There were just a few .45s (very clean looking) and some .380, too -- never having fired .380 before, I was surprised by how close it is in size to 9mm. From across a crowded room, I suspect I couldn't tell the difference by glancing at it ;)

So, after quite a time happily stalking the ground for brass, I finally set up my targets; the area in front of the firing line, it turns out, is also a "target rich environment" for brass. It looks like a few people (or one very enthusiastic person) had been practicing close combat drills, or perhaps just couldn't read the well-posted rules, and had been shooting all over the range. The gleam of brass was everywhere -- picked up something near another hundred cases, and this is all before I get back to the bench to shoot the targets I'd just put up!

There's something satisfying about stalking / finding brass -- I must admit, I spent nearly as much time today sweeping the area with my feet and eyes as I did shooting. I know why old men with metal detectors wander the nation's beaches scaring children. All in all, something more than 200, less than 300 cases were my loot. I realize that once-fired brass (cleaned, even) is so far something still easily found on eBay at reasonable prices and much larger quantities, but it's so satisfying to find it growing wild ;)

However, later that day, near the time I was going to pack up and go home, one of the regular brass collectors comes by (Rex, age 89 as of last Tuesday) and we discussed the day's pickings. I told him I'd found some that day, and squirreled it away for eventual reloading, but gave him some .22 that I'd scooped up (visual distraction, that tempting glint of un-reloadable brass), and he told me that earlier that day he'd been by after some fellows had been shooting with great abandon and gotten more than 600 cases. Probably what I'd found was just their lesser leftovers ;) Would be nice to get there *right* after they stopped!

I'm sure that there are far greater hauls at any gathering of gun-types, so I'm sure some of you are chuckling at my joy in finding just a few handfuls, but this is so far my biggest unexpected windfall of brass, which goes with the rest of it into the stockpile for "When I start reloading, Real Soon Now." The .40 I hope will one day feed my brother's CZ, the 9mm my Browning, and the .45 will probably end up on moonclips that get to enjoy the inside of a S&W 625. The lone 357 mag case will wait at the end of the line until I am rich and have a 636 or similar ;) Found no .357 sig cases (unsurprising), nothing used typically only in revolvers (equally unsurprising), and only one real outlier (a .223 case, split at the neck) at this pistol-only range. (Well, except for many shotgun casings -- vandals love to chop down the target posts with shotguns.) Found also several .22LR that were evidently duds, and in the 70 or 80 rounds of very old .22 I shot hit one dud myself -- these went in the trashcan; anything smarter I should have done with them? Also, one .380 that looked unfired, primer undented. I wonder if it just got dropped unnoticed.

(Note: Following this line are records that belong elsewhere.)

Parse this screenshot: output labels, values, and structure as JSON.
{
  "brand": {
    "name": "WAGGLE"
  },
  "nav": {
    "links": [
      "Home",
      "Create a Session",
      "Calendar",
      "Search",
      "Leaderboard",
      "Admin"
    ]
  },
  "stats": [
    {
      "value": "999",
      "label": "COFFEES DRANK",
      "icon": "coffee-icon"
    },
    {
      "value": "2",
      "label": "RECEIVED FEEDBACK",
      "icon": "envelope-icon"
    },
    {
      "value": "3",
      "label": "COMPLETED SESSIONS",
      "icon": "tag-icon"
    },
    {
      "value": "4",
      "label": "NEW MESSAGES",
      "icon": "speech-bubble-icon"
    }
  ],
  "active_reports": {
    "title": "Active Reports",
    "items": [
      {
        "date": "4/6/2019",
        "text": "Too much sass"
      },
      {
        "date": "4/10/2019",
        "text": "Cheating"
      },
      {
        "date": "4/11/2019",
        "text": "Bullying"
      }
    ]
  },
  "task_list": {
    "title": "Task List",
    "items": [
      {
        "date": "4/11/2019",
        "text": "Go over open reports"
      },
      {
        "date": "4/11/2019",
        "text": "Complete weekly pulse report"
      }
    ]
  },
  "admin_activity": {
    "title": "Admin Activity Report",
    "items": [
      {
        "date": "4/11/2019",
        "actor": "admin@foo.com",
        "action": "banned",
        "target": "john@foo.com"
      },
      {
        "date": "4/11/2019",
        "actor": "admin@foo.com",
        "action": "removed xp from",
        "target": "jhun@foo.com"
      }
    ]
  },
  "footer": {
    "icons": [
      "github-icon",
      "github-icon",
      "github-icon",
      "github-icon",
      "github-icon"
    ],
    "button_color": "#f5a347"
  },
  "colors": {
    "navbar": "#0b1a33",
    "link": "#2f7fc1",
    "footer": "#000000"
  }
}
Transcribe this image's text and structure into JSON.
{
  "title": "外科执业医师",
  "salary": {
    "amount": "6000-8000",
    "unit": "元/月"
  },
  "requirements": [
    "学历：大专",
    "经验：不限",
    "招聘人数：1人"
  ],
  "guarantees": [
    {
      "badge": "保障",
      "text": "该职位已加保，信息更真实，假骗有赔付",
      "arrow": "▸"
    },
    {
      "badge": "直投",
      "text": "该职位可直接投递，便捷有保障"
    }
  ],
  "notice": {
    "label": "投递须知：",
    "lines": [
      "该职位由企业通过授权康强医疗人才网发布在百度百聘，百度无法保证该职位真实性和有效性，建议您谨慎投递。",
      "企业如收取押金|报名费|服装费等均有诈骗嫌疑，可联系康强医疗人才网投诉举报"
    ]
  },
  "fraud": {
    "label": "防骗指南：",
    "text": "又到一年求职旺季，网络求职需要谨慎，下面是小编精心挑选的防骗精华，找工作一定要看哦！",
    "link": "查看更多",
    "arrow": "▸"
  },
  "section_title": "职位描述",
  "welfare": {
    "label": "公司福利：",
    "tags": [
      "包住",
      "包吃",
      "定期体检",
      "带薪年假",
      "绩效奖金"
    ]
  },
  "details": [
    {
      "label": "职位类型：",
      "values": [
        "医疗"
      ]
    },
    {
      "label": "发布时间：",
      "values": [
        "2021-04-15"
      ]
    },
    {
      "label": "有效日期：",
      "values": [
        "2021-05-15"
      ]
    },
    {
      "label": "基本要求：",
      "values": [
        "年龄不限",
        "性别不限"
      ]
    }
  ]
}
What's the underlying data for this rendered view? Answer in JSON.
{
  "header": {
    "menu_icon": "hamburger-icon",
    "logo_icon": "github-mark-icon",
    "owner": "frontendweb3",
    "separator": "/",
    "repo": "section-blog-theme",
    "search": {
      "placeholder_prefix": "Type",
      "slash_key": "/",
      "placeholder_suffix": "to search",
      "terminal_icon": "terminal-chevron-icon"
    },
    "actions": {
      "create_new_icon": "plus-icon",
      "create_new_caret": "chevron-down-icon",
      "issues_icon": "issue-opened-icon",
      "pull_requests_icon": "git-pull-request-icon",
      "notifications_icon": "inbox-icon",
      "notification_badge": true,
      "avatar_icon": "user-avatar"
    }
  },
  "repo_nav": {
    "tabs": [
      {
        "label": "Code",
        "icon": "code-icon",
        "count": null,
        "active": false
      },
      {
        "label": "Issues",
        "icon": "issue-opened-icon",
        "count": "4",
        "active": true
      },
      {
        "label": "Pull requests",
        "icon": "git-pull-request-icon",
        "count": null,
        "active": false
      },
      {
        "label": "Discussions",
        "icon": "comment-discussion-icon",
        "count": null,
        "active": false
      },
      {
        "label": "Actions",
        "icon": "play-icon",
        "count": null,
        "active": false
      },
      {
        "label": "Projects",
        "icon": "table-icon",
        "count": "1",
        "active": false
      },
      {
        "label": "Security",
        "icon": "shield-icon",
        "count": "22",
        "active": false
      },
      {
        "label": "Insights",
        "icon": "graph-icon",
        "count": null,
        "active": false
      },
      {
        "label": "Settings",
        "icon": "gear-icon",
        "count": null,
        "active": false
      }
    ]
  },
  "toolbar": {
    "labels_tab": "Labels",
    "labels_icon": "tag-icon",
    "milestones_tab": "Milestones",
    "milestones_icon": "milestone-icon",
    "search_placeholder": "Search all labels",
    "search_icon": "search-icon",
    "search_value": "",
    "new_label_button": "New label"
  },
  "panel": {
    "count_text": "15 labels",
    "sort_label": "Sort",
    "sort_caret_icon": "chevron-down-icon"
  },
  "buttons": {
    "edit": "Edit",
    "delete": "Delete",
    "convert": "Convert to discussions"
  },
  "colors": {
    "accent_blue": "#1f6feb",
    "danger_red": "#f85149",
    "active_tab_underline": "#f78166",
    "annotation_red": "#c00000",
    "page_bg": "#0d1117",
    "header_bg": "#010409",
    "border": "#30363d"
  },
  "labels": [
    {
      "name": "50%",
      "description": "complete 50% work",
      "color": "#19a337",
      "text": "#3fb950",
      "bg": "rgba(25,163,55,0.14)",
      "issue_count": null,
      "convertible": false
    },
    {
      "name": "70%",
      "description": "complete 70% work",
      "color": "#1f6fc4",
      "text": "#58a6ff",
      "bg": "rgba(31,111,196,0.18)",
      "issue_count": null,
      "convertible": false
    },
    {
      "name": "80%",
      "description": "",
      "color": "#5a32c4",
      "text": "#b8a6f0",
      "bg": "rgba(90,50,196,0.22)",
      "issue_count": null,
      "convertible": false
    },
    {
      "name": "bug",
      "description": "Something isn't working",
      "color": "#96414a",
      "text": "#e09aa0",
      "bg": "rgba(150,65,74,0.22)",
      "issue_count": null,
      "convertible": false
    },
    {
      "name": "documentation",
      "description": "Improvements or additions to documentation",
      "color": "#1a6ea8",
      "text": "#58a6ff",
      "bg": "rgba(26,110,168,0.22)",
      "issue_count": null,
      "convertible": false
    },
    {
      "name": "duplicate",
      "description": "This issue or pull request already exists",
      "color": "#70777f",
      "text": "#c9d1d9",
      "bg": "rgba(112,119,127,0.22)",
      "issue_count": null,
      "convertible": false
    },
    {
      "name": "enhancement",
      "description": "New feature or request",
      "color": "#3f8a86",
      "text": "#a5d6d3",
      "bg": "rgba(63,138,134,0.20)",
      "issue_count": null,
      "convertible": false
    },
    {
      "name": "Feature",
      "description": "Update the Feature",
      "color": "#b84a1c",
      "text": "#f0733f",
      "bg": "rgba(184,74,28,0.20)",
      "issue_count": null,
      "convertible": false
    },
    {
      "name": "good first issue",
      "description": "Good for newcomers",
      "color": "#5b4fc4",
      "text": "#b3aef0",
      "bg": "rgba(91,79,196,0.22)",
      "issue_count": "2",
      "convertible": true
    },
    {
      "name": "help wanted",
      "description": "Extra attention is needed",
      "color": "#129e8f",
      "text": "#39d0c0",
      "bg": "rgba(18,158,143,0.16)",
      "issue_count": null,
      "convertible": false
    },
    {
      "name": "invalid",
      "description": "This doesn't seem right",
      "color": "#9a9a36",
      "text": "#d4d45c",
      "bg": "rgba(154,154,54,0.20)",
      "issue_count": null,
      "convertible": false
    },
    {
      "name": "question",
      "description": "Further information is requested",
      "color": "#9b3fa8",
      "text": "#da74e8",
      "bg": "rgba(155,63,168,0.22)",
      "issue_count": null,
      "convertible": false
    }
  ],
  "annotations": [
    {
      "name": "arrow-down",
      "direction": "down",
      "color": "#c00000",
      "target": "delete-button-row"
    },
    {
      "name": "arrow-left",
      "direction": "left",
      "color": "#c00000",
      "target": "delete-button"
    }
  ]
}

(If anyone wants 25 or perhaps slightly more rounds of .380 brass in the mail, make me an offer of something equally trivial in trade, and the first one that strikes my fancy gets the tiny loot ;) I dunno about the brass, but the cost of the new stuff is eye-raising for .380 -- can't they give a low-power discount? :) I have to say, the .380 rounds look like they came out of a gun with a pretty enthusiastic ejector! If I get un-lazy, I'll edit to attach a picture. Don't worry, I won't send the unfired one.)

Once I was in raid-the-trashcan mode, I must admit I also took some shotgun shells that were there -- Winchester AAs, along with the box they came in -- but with little understanding of how shotgun shells are reloaded -- only the vague idea that they can be. Last night (while this forum was down), found what seems like an excellent introduction to reloading shotshells at http://www.chuckhawks.com/reloading_shotshell.htm and it makes me want to gather some more. I hope my 870 gets some good use this summer.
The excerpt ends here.